StPO 168 Abs. 1 lit. a
Sachverhalt
Ein Mann, der sich als erfolgreicher Chirurg ausgab, war mit mehreren Frauen gleichzeitig liiert und motivierte diese, ihm grössere Beträge auszuhändigen oder auf sein Konto zu überweisen. Er baute zu diesen Frauen ein Vertrauensverhältnis auf und erwirkte so relativ regelmässige Einkünfte, die er für seinen persönlichen Unterhalt verwendete.

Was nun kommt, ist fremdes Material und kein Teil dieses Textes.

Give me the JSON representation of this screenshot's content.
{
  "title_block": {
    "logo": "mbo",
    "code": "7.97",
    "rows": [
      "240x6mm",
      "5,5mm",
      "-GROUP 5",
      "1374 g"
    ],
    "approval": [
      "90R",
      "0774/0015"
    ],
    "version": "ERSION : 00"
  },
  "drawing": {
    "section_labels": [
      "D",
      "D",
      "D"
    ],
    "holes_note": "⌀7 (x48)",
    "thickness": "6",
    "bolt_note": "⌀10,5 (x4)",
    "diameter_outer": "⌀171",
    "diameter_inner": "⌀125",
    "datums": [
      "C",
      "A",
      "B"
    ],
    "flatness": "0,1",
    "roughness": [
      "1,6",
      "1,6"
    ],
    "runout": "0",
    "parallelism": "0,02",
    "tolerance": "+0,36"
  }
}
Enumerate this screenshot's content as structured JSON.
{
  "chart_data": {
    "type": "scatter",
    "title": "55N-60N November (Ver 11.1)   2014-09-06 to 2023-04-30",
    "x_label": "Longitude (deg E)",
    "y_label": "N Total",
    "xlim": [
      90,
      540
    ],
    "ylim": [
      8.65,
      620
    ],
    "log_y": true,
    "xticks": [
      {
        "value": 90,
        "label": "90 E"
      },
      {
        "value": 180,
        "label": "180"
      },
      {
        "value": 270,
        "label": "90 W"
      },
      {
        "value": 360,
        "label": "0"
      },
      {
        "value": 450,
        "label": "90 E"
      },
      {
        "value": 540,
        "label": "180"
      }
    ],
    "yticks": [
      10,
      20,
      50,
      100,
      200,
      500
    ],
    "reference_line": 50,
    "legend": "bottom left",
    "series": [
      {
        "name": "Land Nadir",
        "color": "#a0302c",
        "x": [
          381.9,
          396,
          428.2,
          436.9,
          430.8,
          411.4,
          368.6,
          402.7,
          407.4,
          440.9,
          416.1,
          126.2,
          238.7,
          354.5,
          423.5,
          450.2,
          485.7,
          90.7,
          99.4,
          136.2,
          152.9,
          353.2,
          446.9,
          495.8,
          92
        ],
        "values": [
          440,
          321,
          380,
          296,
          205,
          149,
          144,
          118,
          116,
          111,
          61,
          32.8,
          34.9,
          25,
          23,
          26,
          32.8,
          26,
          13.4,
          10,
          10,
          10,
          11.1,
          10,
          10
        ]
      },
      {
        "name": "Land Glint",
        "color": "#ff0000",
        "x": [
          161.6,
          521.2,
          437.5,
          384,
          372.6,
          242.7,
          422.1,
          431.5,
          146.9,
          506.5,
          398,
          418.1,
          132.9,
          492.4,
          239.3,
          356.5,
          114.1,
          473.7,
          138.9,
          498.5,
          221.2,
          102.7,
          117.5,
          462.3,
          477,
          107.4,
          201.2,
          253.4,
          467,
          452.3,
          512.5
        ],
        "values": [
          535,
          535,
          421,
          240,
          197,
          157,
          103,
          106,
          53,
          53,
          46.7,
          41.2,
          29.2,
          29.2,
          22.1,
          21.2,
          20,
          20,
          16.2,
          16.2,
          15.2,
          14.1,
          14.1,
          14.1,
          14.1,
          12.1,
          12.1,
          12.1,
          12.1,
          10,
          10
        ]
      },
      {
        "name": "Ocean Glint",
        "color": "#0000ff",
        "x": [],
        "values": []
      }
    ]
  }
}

In einem der Strafverfahren machte der Mann geltend, die polizeiliche Befragung des Opfers B.________ vom 16.12.2015 sei nicht verwertbar, weil sie nicht auf ihr Aussageverweigerungsrecht als Zeugin gemäss StPO 168 Abs. 1 lit. a hingewiesen worden sei, obwohl sie im Zeitpunkt der Befragung in einer faktischen Lebensgemeinschaft mit ihm gelebt habe. Ihre Aussagen bei der Polizei seien gemäss StPO 177 Abs. 3 nicht verwertbar.
Erwägungen
Nach StPO 168 Abs. 1 lit. a kann eine Person, die mit einem Beschuldigten eine faktische Lebensgemeinschaft führt, das Zeugnis grundsätzlich verweigern:
- Um sich darauf berufen zu können, muss die Lebensgemeinschaft aber zum Zeitpunkt der Zeugeneinvernahme bestehen.
Da der Mann selber erklärte, sie seien ein Paar auf Wohnungssuche gewesen, war eine hinreichend lange dauernde Gemeinschaft nicht gegeben. Auch in Anbetracht der eingangs erwähnten gesamten Umstände war das Bestehen einer faktischen Lebensgemeinschaft zu verneinen:
- ________ konnte sich nicht auf das Zeugnisverweigerungsrecht gemäss StPO 168 Abs. 1 lit. a berufen, weshalb sie nicht darauf hingewiesen werden musste
Die Aussagen von B.________ anlässlich der polizeilichen Befragung vom 16.12.2015 waren folglich verwertbar.
Hinsichtlich weiterer Schutzbehauptungen und Beschwerdebegründungen des Mannes wird auf das Bundesgerichtsurteil verwiesen.
Entscheid
Die Beschwerde war abzuweisen, soweit darauf eingetreten werden konnte.